Faire avancer l'histoire, c'est faire vivre le présent.
En 1894, l'architecte francfortois Paul Wallot conçut un bâtiment néoclassique pour le Reichstag de l'Empire allemand. Au cours du siècle suivant, cet édifice fut le témoin de plusieurs moments charnières de l'histoire : l'incendie du Reichstag en 1933, dont Hitler se servit pour s'emparer du pouvoir ; la prise de Berlin par l'Armée rouge soviétique en 1945, lors de laquelle les drapeaux de la victoire y furent hissés ; et la guerre froide, durant laquelle le bâtiment se trouva au cœur des tensions entre les gouvernements de l'Allemagne de l'Ouest et de l'Allemagne de l'Est.
Dans les années 1990, alors que la poussière de l'histoire retombait, la réunification de l'Allemagne et le retour de la capitale à Berlin ont fait de la rénovation de ce bâtiment à forte charge politique une nécessité urgente.
En 1992, Norman Foster remporta un concours d'architecture réunissant 80 architectes allemands.

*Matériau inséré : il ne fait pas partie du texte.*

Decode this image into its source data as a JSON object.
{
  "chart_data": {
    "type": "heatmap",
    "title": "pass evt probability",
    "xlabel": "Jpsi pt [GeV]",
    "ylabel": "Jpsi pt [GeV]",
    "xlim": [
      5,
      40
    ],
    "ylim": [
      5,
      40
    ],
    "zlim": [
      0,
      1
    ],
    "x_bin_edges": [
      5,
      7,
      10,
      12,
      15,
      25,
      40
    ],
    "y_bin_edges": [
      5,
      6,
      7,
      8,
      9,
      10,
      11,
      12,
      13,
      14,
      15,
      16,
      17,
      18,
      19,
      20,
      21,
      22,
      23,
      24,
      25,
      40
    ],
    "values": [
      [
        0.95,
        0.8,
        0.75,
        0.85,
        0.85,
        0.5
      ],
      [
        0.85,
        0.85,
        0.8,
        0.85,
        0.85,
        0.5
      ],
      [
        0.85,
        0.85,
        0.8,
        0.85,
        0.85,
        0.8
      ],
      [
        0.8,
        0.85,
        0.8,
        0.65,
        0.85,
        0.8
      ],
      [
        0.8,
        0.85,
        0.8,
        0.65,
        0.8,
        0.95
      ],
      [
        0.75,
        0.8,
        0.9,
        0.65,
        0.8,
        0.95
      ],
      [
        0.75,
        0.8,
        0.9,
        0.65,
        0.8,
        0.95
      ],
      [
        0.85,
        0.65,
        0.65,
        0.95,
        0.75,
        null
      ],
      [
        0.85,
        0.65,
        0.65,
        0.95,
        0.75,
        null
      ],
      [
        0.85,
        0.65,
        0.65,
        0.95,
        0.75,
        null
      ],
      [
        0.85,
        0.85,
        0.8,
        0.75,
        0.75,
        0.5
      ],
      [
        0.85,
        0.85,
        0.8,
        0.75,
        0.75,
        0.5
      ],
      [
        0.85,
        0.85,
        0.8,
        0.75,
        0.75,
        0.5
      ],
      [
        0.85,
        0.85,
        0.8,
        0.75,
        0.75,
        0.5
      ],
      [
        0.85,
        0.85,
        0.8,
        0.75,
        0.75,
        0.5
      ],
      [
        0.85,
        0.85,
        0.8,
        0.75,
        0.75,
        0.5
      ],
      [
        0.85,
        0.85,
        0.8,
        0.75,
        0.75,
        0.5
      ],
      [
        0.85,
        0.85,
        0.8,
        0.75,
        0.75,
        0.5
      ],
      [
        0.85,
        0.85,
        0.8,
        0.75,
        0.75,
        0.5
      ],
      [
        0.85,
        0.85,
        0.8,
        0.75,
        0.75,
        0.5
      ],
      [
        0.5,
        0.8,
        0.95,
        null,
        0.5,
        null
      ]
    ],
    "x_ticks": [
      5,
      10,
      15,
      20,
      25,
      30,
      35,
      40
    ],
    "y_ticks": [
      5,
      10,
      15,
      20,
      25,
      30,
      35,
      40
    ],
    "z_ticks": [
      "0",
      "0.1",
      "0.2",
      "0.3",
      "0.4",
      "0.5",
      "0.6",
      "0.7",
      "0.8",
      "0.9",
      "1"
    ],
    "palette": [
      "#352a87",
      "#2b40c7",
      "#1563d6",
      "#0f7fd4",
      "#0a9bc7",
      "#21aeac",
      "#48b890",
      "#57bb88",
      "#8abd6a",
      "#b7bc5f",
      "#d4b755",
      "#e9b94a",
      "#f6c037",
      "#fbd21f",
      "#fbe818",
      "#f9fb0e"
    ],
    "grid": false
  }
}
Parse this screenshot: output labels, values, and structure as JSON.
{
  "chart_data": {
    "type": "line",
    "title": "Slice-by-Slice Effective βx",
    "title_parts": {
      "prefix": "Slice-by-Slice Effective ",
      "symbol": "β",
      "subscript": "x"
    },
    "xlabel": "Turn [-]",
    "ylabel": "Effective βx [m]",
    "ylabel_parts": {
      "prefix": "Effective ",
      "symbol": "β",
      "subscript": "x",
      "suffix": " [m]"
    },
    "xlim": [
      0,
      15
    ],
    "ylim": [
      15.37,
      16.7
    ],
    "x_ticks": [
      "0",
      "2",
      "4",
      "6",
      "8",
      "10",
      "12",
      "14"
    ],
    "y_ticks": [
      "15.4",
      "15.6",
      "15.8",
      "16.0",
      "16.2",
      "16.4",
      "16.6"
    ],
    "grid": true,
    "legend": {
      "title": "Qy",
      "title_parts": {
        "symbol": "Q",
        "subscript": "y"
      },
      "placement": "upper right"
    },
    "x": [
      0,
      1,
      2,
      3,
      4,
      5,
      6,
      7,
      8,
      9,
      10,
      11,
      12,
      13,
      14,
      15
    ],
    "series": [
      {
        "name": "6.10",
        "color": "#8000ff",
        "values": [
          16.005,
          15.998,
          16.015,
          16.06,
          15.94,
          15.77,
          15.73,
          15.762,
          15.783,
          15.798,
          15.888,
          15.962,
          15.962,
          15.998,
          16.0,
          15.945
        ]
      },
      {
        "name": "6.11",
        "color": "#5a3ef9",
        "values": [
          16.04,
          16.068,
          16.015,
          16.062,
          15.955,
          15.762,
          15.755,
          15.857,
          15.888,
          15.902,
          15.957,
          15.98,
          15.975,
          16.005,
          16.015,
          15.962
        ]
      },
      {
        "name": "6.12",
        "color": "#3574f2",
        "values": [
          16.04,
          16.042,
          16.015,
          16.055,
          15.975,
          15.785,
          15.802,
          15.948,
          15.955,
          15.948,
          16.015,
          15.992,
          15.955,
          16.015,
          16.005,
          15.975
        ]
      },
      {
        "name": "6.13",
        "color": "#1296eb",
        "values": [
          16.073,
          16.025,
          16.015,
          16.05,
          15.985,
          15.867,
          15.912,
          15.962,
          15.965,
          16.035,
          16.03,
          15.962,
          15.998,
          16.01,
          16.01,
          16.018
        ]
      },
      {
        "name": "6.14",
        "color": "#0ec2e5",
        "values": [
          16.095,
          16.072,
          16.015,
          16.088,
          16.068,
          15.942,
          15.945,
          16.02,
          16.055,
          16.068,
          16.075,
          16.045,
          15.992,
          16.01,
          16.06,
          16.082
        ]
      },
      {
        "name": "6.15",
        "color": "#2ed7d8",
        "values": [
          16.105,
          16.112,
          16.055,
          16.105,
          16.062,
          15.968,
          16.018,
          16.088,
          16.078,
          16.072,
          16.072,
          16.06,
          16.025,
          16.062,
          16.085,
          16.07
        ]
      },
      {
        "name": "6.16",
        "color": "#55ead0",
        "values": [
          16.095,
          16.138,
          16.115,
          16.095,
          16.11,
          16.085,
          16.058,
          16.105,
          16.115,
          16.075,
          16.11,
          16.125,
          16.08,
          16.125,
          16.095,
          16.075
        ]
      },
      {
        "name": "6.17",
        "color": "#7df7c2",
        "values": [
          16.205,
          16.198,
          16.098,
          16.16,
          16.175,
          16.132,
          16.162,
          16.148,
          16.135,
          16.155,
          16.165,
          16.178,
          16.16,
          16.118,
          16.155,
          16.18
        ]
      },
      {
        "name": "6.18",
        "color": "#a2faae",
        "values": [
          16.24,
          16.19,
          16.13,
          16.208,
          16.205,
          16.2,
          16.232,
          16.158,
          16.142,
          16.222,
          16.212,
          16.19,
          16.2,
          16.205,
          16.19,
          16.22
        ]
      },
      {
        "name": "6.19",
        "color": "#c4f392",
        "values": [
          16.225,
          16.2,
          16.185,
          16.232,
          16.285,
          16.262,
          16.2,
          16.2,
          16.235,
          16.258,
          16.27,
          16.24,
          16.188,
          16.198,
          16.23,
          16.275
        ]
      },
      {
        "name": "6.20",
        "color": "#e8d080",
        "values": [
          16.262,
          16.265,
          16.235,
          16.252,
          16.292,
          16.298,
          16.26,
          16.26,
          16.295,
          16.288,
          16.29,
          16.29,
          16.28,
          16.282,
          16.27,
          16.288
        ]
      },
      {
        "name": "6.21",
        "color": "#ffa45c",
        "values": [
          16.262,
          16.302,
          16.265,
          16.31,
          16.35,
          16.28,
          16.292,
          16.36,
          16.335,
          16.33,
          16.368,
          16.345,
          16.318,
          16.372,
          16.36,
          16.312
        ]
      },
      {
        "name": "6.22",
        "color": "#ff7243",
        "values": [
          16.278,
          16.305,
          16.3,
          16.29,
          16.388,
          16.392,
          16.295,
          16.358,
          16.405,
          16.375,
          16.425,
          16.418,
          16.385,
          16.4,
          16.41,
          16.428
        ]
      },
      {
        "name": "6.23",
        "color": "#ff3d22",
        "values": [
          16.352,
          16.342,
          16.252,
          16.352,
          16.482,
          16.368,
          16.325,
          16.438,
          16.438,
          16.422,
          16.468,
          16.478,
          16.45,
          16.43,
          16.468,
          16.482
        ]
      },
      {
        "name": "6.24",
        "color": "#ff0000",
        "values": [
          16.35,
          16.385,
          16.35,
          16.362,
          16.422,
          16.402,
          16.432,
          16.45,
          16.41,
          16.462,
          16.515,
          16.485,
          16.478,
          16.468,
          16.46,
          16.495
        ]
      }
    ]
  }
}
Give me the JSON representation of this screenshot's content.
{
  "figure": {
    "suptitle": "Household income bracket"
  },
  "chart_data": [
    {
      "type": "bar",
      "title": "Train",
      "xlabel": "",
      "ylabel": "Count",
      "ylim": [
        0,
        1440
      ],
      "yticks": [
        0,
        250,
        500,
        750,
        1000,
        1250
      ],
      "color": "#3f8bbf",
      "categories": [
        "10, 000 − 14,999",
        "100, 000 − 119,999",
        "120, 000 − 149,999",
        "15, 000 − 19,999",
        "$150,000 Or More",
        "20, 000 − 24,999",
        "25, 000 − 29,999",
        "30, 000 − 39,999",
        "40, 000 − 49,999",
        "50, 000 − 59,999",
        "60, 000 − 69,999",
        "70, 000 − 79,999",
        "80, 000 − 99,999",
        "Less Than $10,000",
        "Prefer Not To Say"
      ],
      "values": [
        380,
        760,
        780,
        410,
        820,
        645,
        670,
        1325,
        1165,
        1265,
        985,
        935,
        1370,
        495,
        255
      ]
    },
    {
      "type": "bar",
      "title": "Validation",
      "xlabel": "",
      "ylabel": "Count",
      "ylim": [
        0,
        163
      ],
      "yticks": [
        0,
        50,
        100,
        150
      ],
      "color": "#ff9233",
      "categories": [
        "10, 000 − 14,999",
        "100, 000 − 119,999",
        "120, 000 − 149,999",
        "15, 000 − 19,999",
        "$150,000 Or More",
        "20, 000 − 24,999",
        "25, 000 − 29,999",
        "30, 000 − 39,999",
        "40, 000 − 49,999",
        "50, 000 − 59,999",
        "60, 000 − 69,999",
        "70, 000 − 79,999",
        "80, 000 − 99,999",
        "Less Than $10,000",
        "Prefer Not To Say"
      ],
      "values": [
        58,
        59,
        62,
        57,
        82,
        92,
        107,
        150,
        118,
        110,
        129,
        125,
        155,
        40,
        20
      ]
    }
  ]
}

Fort d'une profonde connaissance de l'histoire et d'un engagement envers l'avenir – un avenir où le Bundestag cherchait à effacer les stigmates de son passé brutal, à transformer le bâtiment en un symbole de « forum démocratique » et à impulser des réformes en matière d'accessibilité et de durabilité –, Foster entreprit officiellement la restauration de cet édifice ravagé par la guerre.